Сказано – сделано, с утра отправились в офис с намерением после работы остаться там ночевать. Поднялись, на лестнице двое наших, бледные, с вытаращенными глазами. Дверь распахнута.
– Что случилось? – вскрикнул я.
– Дверь… взломана, – сказал один.
– Вы заходили?
– Только заглянули…
– В милицию сообщили?
– Нет, ждали…
– Быстро за милицией!
Милиция прибыла с собакой, а когда я пообещал половину найденного отдать в пользу сотрудников отделения, прибыло еще несколько человек. Увы, удалось отыскать только выброшенный ломик, которым взломали дверь. Ночью прошел сильнейший ливень, к тому же воры ушли крышами.
Я со злостью подумал, что судьба дает наглядный урок. Вот что значит опоздать на один день. Всего на один день. Ведь собирались же остаться ночевать здесь уже дня три и только сегодня решили твердо. Но – опоздали. Мораль: когда решился, не откладывай на потом.
Офис обворовали полностью, вынесли все, даже утюги и всю косметику Лилии, над чем она ревела. Я жалел больше всего над потерей видеокассет. Два видеомагнитофона унесли – плевать, они теперь в свободной продаже, но фильмы пока что огромная редкость, в СССР – тогда это еще был СССР! – поступают единицами. Чтобы найти новый фильм и переписать – только переписать! – нужно приложить столько усилий, что проще прорыть подземный ход из Москвы в Бомбей. У меня насобиралось пятьдесят четыре видеокассеты, столько я сумел собрать за пять лет, и кто знает, сколько понадобится, чтобы восстановить потерю!
Через пару лет этих кассет в любом киоске стало как грязи. А в цене они упали примерно раз в сто. Любители покупали их обычно уже десятками.
С того дня мы с Лилей ночевали только в офисе, являясь днем директором и продавцом, а ночью – сторожами.

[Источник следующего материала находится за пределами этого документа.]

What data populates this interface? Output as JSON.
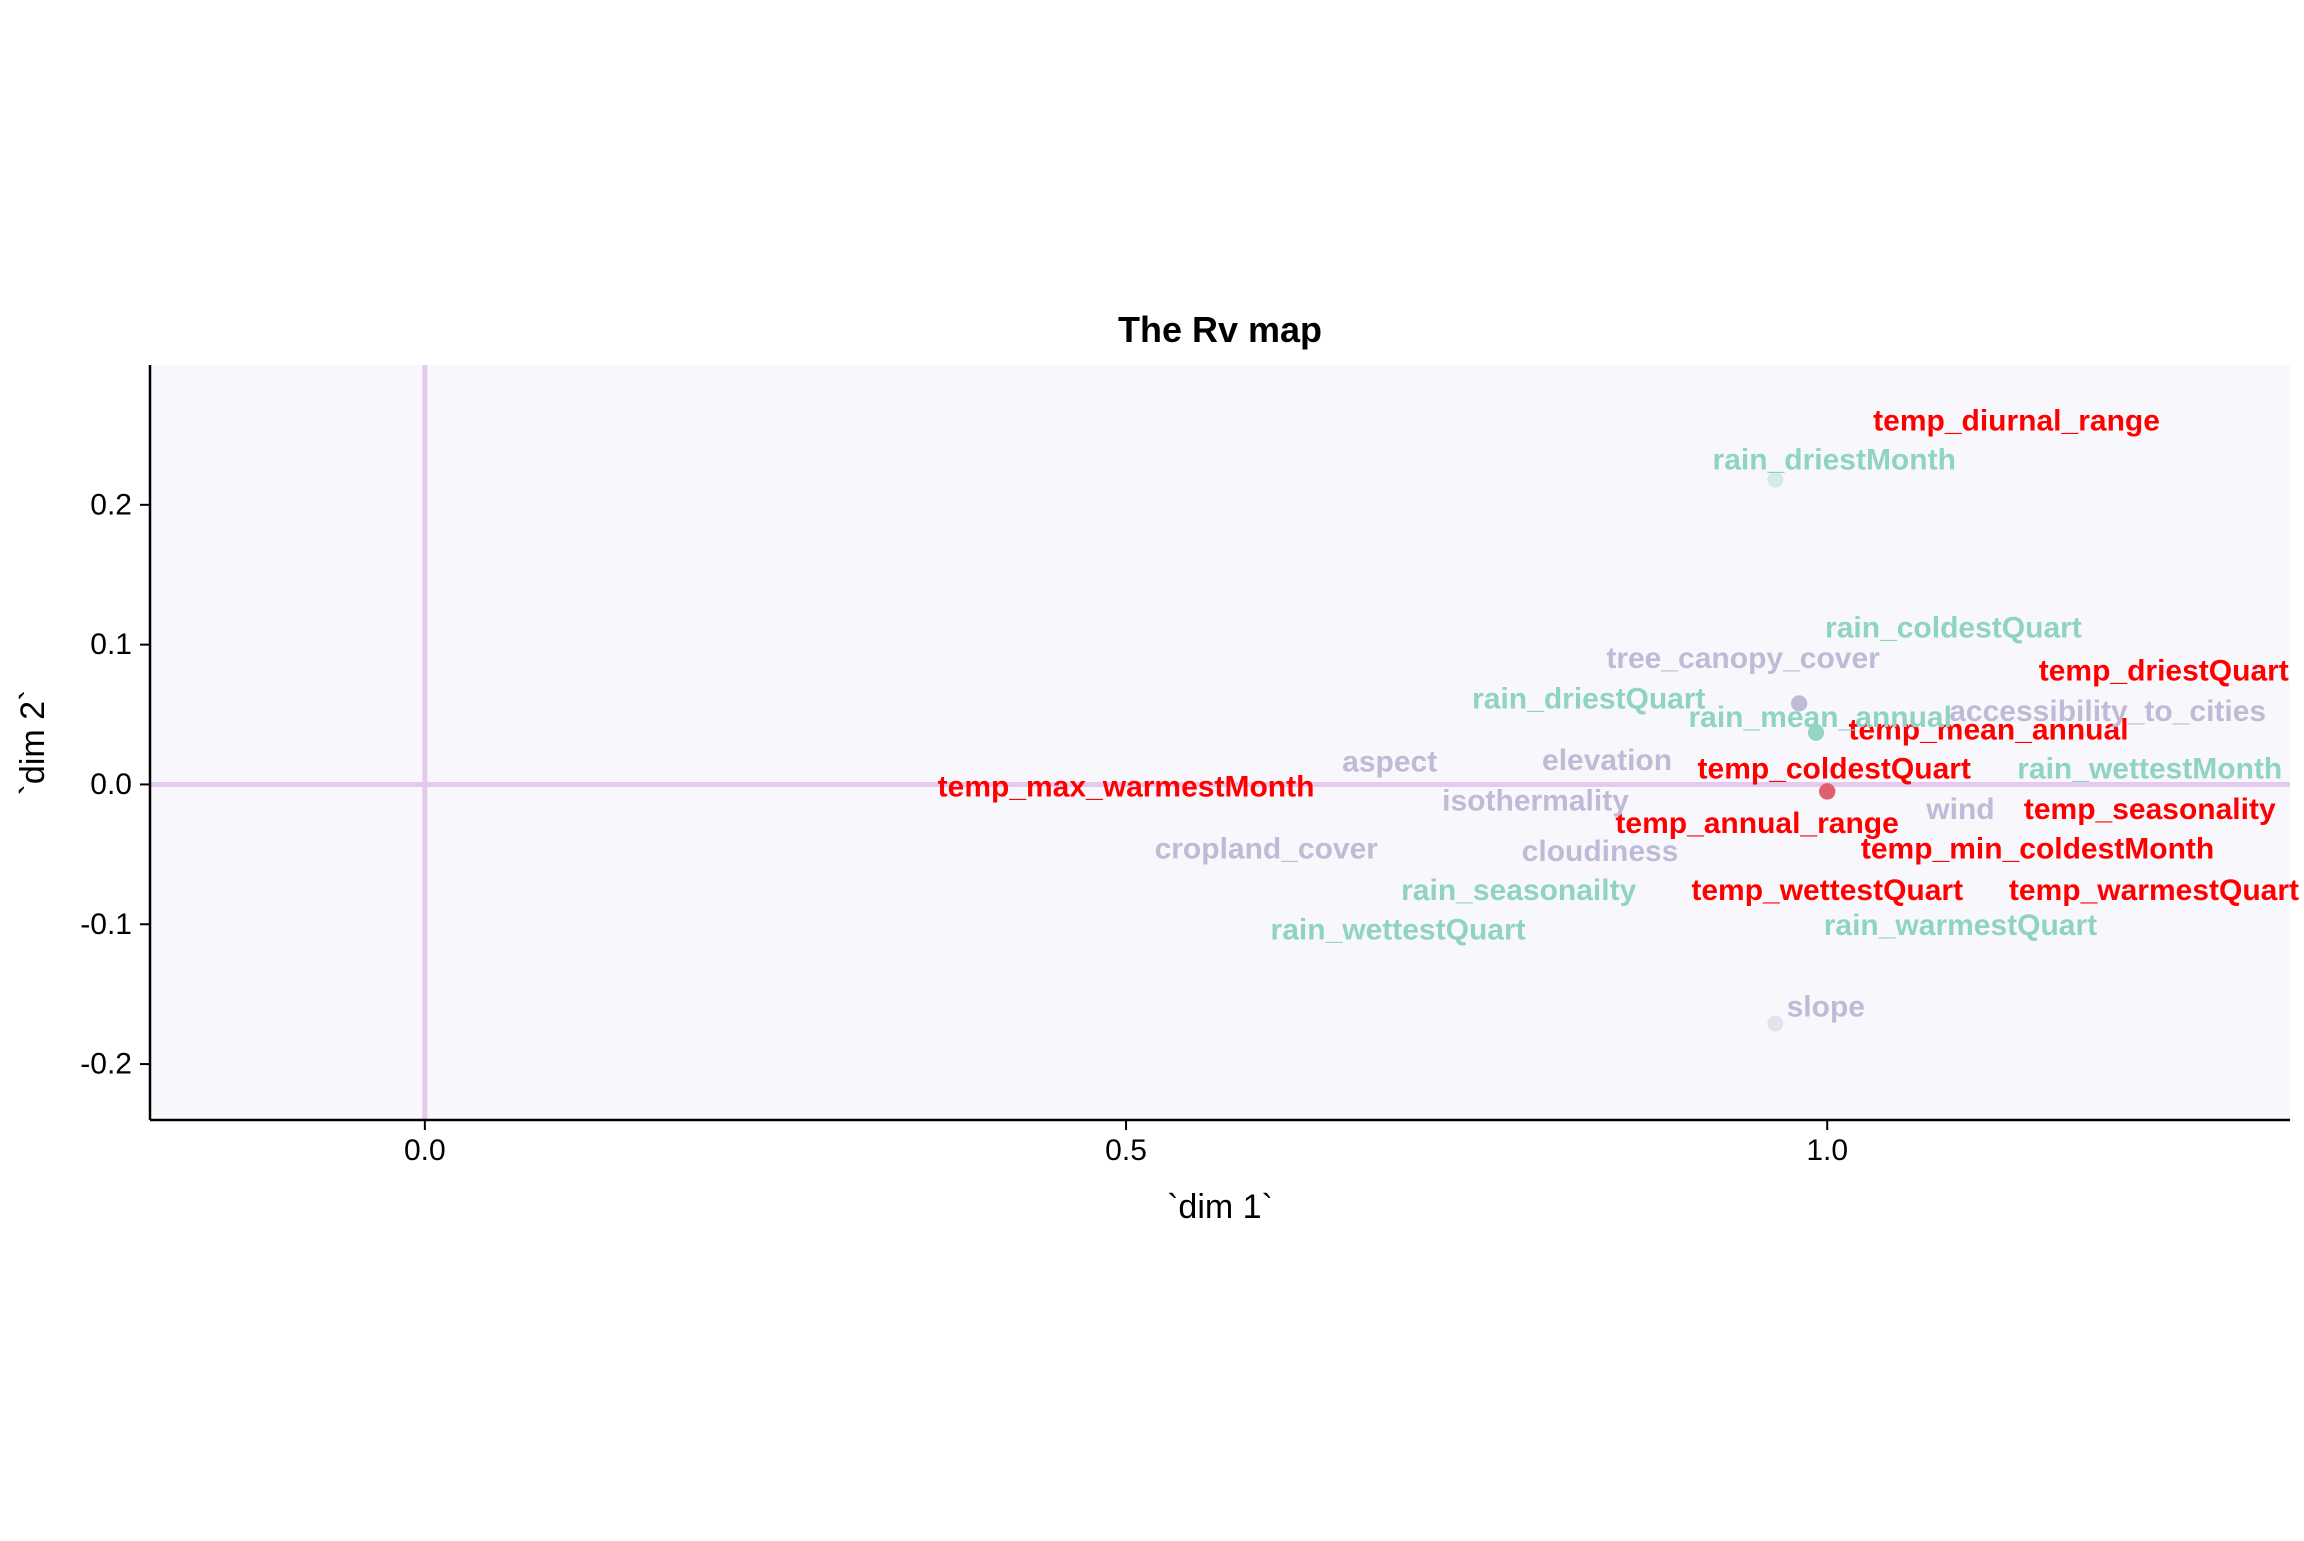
{
  "chart_data": {
    "type": "scatter",
    "title": "The Rv map",
    "xlabel": "`dim 1`",
    "ylabel": "`dim 2`",
    "xlim": [
      -0.196,
      1.33
    ],
    "ylim": [
      -0.24,
      0.3
    ],
    "x_ticks": [
      0.0,
      0.5,
      1.0
    ],
    "x_tick_labels": [
      "0.0",
      "0.5",
      "1.0"
    ],
    "y_ticks": [
      -0.2,
      -0.1,
      0.0,
      0.1,
      0.2
    ],
    "y_tick_labels": [
      "-0.2",
      "-0.1",
      "0.0",
      "0.1",
      "0.2"
    ],
    "reference_lines": {
      "x": 0,
      "y": 0
    },
    "grid": false,
    "legend": "none",
    "colors": {
      "panel_background": "#f8f8fc",
      "reference_line": "#e5c9ee",
      "temp": "#ff0000",
      "rain": "#8fd3c2",
      "other": "#bdbbd6",
      "temp_point": "#e06070"
    },
    "series": [
      {
        "group": "temp",
        "points": [
          {
            "label": "temp_diurnal_range",
            "x": 1.0,
            "y": -0.005
          },
          {
            "label": "temp_driestQuart",
            "x": 1.0,
            "y": -0.005
          },
          {
            "label": "temp_mean_annual",
            "x": 1.0,
            "y": -0.005
          },
          {
            "label": "temp_coldestQuart",
            "x": 1.0,
            "y": -0.005
          },
          {
            "label": "temp_max_warmestMonth",
            "x": 1.0,
            "y": -0.005
          },
          {
            "label": "temp_seasonality",
            "x": 1.0,
            "y": -0.005
          },
          {
            "label": "temp_annual_range",
            "x": 1.0,
            "y": -0.005
          },
          {
            "label": "temp_min_coldestMonth",
            "x": 1.0,
            "y": -0.005
          },
          {
            "label": "temp_wettestQuart",
            "x": 1.0,
            "y": -0.005
          },
          {
            "label": "temp_warmestQuart",
            "x": 1.0,
            "y": -0.005
          }
        ]
      },
      {
        "group": "rain",
        "points": [
          {
            "label": "rain_driestMonth",
            "x": 0.963,
            "y": 0.218
          },
          {
            "label": "rain_coldestQuart",
            "x": 0.992,
            "y": 0.037
          },
          {
            "label": "rain_driestQuart",
            "x": 0.992,
            "y": 0.037
          },
          {
            "label": "rain_mean_annual",
            "x": 0.992,
            "y": 0.037
          },
          {
            "label": "rain_wettestMonth",
            "x": 0.992,
            "y": 0.037
          },
          {
            "label": "rain_seasonailty",
            "x": 0.992,
            "y": 0.037
          },
          {
            "label": "rain_wettestQuart",
            "x": 0.992,
            "y": 0.037
          },
          {
            "label": "rain_warmestQuart",
            "x": 0.992,
            "y": 0.037
          }
        ]
      },
      {
        "group": "other",
        "points": [
          {
            "label": "tree_canopy_cover",
            "x": 0.98,
            "y": 0.058
          },
          {
            "label": "accessibility_to_cities",
            "x": 0.98,
            "y": 0.058
          },
          {
            "label": "aspect",
            "x": 0.98,
            "y": 0.058
          },
          {
            "label": "elevation",
            "x": 0.98,
            "y": 0.058
          },
          {
            "label": "isothermality",
            "x": 0.98,
            "y": 0.058
          },
          {
            "label": "wind",
            "x": 0.98,
            "y": 0.058
          },
          {
            "label": "cropland_cover",
            "x": 0.98,
            "y": 0.058
          },
          {
            "label": "cloudiness",
            "x": 0.98,
            "y": 0.058
          },
          {
            "label": "slope",
            "x": 0.963,
            "y": -0.171
          }
        ]
      }
    ],
    "label_positions": [
      {
        "label": "temp_diurnal_range",
        "x": 1.135,
        "y": 0.26
      },
      {
        "label": "rain_driestMonth",
        "x": 1.005,
        "y": 0.232
      },
      {
        "label": "rain_coldestQuart",
        "x": 1.09,
        "y": 0.112
      },
      {
        "label": "tree_canopy_cover",
        "x": 0.94,
        "y": 0.09
      },
      {
        "label": "temp_driestQuart",
        "x": 1.24,
        "y": 0.081
      },
      {
        "label": "rain_driestQuart",
        "x": 0.83,
        "y": 0.061
      },
      {
        "label": "rain_mean_annual",
        "x": 0.995,
        "y": 0.048
      },
      {
        "label": "accessibility_to_cities",
        "x": 1.2,
        "y": 0.052
      },
      {
        "label": "temp_mean_annual",
        "x": 1.115,
        "y": 0.039
      },
      {
        "label": "aspect",
        "x": 0.688,
        "y": 0.016
      },
      {
        "label": "elevation",
        "x": 0.843,
        "y": 0.017
      },
      {
        "label": "temp_coldestQuart",
        "x": 1.005,
        "y": 0.011
      },
      {
        "label": "rain_wettestMonth",
        "x": 1.23,
        "y": 0.011
      },
      {
        "label": "temp_max_warmestMonth",
        "x": 0.5,
        "y": -0.002
      },
      {
        "label": "isothermality",
        "x": 0.792,
        "y": -0.012
      },
      {
        "label": "wind",
        "x": 1.095,
        "y": -0.018
      },
      {
        "label": "temp_seasonality",
        "x": 1.23,
        "y": -0.018
      },
      {
        "label": "temp_annual_range",
        "x": 0.95,
        "y": -0.028
      },
      {
        "label": "temp_min_coldestMonth",
        "x": 1.15,
        "y": -0.046
      },
      {
        "label": "cropland_cover",
        "x": 0.6,
        "y": -0.046
      },
      {
        "label": "cloudiness",
        "x": 0.838,
        "y": -0.048
      },
      {
        "label": "rain_seasonailty",
        "x": 0.78,
        "y": -0.076
      },
      {
        "label": "temp_wettestQuart",
        "x": 1.0,
        "y": -0.076
      },
      {
        "label": "temp_warmestQuart",
        "x": 1.233,
        "y": -0.076
      },
      {
        "label": "rain_wettestQuart",
        "x": 0.694,
        "y": -0.104
      },
      {
        "label": "rain_warmestQuart",
        "x": 1.095,
        "y": -0.101
      },
      {
        "label": "slope",
        "x": 0.999,
        "y": -0.159
      }
    ]
  }
}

Одной из самых важных фигур издательства всегда был техред. Женщина, вооруженная толстым справочником и огромной сложной линейкой, на которой промаркированы деления и она снабжена особыми полиграфическими значками. Существует сложная система соответствия высоты букв, расстояния между ними и между строками, а также размер заглавия и расстояние от него и до начала текста, а также много- много еще чего, что просто невозможно запомнить даже самому техреду, потому он и не расстается с толстым справочником.
Все мои попытки предложить какие-то другие варианты расположения текста натыкались на железное: «Не положено!» и «По ГОСТу можно только вот так!». Наконец я, озлившись, ну не люблю рамки, не люблю! – уволил нашего техреда под благовидным предлогом: появились компьютеры, а книги стали верстать сами, ориентируясь на свой вкус, а не на устарелые нормы.
С компьютерами пришли программы для верстки, где все эти параметры уже введены заранее. Если, скажем, я задаю свое значение, то и все остальные автоматически подстраиваются, где-то уменьшая, где- то растягивая, убирая висячие строки, перебрасывая куски с одной страницы на другую.
Пришел удивительный мир, сладость которого может понять только тот, кто сталкивался с горячим набором. Что это? Не буду рассказывать, как наборщики подбирают буквы вручную по одной, а потом отливают большие металлические листы, с которых и печатают затем книги, скажу более простое, но наглядное: вы сдали рукопись, она прошла все инстанции, вы долго и кропотливо поработали с редактором, наконец она уже подготовлена в печать, получены первые оттиски… нет, не верстка, до этого были так называемые гранки, и тут редактор говорит: та-а-ак, надо сократить двадцать две страницы…
– Почему? – пугаетесь вы. – Что-то неправильно?